Sickle cell disease is an extremely painful condition, which disproportionately impacts Black Americans and has had limited treatment options. In the U.S., more than 100,000 people live with SCD. Individuals with the disease have a shorter life expectancy, by more than 20 years, compared to someone living without SCD. Additionally, many long-term health complications from SCD—including stroke, acute chest syndrome and chronic end-organ damage—can lead to higher rates of emergency department visits and hospitalizations.
Utility Failures in Healthcare Toolkit
Utility failures are a major concern for healthcare and may cause substantial harm to patients, staff, and facilities. Threats include infrastructure damage due to natural disasters and other incidents, planned outages to relieve stress on services or prevent other hazards, and malicious acts such as physical and cyber sabotage. It is also important to note the cascading effects a failure of one utility may have on others; more than one utility may fail simultaneously or sequentially.
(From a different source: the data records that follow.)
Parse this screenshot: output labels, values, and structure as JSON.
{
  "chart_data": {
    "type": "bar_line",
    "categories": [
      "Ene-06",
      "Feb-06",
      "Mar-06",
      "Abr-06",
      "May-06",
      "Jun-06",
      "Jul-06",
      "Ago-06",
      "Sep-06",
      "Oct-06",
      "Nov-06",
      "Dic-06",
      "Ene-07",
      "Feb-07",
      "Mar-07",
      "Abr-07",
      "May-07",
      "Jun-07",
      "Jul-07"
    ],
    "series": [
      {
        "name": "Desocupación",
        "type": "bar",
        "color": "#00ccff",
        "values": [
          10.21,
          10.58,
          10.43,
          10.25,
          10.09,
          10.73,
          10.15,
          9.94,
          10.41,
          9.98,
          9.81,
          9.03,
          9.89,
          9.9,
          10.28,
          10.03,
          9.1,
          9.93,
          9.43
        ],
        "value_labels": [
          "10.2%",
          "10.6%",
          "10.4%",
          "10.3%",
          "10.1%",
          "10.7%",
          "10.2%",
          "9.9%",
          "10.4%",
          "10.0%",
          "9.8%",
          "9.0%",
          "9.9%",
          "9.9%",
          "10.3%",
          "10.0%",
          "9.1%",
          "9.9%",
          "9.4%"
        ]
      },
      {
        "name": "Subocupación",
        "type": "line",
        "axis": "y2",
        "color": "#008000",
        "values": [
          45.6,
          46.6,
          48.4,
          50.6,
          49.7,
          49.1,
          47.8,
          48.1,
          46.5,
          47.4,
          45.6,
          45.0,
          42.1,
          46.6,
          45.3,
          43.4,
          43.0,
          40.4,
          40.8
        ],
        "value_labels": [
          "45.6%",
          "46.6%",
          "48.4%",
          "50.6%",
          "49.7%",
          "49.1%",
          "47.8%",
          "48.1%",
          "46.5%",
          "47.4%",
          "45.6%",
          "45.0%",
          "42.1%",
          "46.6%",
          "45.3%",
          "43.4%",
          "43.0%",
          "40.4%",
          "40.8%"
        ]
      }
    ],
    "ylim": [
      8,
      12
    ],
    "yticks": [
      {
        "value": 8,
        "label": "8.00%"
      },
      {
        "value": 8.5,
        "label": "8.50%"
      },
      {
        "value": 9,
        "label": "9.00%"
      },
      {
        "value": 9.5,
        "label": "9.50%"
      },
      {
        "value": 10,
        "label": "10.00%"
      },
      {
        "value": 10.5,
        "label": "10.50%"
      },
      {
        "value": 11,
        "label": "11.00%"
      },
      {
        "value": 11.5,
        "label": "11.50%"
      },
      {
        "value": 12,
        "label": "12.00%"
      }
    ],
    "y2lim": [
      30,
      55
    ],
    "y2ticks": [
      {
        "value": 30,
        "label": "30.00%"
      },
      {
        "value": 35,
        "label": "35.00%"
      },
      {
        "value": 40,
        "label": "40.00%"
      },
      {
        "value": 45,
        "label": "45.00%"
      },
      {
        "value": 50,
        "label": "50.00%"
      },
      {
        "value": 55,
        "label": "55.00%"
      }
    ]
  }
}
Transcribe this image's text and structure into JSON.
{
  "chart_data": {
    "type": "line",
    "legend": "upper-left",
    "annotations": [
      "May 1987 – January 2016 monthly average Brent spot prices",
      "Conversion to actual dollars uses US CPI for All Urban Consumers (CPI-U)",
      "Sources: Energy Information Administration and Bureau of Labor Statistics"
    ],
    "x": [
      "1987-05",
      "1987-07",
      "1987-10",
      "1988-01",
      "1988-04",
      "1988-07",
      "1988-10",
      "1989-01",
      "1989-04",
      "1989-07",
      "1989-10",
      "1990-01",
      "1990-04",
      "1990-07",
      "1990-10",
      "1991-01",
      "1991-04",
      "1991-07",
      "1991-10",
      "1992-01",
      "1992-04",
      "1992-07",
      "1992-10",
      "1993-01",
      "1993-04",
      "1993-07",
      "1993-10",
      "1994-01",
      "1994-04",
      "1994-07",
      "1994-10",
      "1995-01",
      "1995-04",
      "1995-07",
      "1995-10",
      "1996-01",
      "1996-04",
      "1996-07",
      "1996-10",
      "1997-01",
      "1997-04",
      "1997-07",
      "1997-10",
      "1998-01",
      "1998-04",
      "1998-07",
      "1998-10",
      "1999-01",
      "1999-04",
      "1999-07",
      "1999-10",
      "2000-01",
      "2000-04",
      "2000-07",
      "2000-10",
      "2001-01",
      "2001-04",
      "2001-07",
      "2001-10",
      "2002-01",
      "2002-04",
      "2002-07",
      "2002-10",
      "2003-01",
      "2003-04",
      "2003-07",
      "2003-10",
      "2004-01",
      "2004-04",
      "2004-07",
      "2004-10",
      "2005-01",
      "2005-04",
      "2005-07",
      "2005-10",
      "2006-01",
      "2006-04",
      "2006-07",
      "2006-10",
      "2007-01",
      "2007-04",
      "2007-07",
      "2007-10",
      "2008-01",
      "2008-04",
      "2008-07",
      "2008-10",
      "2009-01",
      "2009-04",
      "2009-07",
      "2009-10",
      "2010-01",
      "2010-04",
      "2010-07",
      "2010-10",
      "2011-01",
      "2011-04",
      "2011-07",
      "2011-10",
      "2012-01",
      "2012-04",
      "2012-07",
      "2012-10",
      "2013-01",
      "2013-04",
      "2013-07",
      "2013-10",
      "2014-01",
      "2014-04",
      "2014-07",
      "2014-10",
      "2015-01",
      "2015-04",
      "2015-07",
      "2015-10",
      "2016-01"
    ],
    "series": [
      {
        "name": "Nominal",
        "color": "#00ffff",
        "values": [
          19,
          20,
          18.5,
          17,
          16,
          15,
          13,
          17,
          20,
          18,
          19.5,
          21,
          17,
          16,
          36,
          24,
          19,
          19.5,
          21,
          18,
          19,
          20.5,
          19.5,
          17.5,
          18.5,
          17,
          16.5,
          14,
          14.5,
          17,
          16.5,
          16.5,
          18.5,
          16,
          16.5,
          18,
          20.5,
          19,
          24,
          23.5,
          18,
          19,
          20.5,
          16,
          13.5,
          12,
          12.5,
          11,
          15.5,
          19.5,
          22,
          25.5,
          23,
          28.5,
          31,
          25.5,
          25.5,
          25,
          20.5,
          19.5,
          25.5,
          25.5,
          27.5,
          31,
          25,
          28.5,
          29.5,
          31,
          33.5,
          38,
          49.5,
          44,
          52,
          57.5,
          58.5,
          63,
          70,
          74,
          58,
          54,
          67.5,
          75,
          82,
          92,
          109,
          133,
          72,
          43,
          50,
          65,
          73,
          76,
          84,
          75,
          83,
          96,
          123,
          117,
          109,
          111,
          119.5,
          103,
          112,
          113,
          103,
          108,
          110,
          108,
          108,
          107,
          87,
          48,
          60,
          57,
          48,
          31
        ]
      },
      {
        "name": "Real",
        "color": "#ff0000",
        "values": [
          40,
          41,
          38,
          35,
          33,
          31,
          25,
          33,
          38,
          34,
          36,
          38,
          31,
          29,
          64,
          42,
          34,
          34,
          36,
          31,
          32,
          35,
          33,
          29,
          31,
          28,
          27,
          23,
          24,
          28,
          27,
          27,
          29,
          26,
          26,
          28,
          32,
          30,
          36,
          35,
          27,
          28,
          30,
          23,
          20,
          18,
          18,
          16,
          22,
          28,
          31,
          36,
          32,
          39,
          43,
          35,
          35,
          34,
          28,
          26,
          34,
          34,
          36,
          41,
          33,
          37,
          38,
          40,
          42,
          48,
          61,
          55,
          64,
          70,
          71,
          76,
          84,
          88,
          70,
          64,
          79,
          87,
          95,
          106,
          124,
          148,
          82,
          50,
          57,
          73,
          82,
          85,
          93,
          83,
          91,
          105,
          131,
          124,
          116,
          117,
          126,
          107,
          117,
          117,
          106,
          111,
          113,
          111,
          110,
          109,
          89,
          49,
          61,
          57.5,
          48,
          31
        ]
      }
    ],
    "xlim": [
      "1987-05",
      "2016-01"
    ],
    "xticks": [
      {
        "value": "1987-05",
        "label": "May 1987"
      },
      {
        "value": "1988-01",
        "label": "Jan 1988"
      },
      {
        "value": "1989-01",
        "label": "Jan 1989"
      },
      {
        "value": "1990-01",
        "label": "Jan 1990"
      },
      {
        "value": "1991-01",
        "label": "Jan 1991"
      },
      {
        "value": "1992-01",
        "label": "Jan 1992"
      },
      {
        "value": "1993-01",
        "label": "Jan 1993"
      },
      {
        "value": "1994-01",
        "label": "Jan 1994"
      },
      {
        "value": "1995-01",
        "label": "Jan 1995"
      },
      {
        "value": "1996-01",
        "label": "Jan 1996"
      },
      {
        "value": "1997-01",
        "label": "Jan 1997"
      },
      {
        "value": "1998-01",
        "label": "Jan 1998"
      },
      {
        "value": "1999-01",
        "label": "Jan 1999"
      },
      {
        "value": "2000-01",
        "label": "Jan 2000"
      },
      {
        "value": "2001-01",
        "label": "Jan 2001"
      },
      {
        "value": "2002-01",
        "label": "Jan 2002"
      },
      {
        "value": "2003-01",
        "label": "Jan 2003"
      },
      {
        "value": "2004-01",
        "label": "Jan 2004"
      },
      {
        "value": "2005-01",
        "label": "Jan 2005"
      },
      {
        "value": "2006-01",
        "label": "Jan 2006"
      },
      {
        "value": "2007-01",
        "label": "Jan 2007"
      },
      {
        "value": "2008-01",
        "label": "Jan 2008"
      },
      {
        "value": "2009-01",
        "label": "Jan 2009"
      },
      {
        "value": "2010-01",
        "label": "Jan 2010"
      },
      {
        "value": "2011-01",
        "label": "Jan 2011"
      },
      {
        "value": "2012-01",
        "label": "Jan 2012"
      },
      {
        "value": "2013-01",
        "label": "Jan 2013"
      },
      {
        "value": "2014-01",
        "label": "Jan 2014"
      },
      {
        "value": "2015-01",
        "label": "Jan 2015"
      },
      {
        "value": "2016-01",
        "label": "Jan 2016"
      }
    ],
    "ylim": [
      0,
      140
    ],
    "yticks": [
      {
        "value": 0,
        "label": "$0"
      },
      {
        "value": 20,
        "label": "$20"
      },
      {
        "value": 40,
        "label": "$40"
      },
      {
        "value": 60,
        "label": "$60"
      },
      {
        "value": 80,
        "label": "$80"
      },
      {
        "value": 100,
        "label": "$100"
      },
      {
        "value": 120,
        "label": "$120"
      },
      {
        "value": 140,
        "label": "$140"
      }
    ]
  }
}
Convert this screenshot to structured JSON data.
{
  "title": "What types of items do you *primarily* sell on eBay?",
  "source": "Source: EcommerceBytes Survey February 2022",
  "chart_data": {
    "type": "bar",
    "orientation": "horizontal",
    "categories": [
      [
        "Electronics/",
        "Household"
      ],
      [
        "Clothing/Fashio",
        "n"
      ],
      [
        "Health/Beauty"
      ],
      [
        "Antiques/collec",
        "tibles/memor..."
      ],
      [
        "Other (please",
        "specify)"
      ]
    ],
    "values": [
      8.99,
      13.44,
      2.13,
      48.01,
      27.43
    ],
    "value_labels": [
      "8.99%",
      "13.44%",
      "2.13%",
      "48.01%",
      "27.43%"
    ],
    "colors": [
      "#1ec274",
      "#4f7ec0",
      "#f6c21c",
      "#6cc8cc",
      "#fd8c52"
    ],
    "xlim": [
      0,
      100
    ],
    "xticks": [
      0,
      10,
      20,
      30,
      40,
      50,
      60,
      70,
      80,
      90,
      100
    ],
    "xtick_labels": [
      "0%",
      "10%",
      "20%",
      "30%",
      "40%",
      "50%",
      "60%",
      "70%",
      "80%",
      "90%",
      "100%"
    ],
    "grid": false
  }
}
In response, the Administration for Strategic Preparedness and Response created a suite of tip sheets to assist healthcare facility managers and emergency planners in identifying issues to consider when planning for and responding to various types of utility failures. Click here to access the tip sheets, which provide planning and response considerations for utility failures, including electricity, fuel, oxygen, telecommunications and information technology, and water.
COVID-19 Information
The Illinois Dept. of Public Health (IDPH) has launched a weekly Infectious Respiratory Disease Surveillance Dashboard that will be updated weekly on Friday. This report provides the public with the latest data on hospital visits, seasonal trends, lab test positivity and demographic data.
Click here to visit the IDPH COVID-19 resources webpage. IDPH will continue to report the weekly number of people with COVID-19 admitted to hospitals from emergency departments, deaths and vaccinations, with COVID-19, influenza and respiratory syncytial virus information also reported through the dashboard of the Illinois Wastewater Surveillance System.
Briefly Noted
America’s Blood Centers and the Association of Blood Donor Professionals released a Statistics and Public Messaging Guide that provides information on blood donation, including collection information and donor demographics. Data show that annual blood donation fell from 7.3 million donors in 2019, to 6.5 million donors in 2021—an 11% drop. There was a notable 60.7% drop in donations among 16- to 18-year-olds between 2019 and 2021, which is likely linked to limits on blood drives at school campuses due to the COVID-19 pandemic.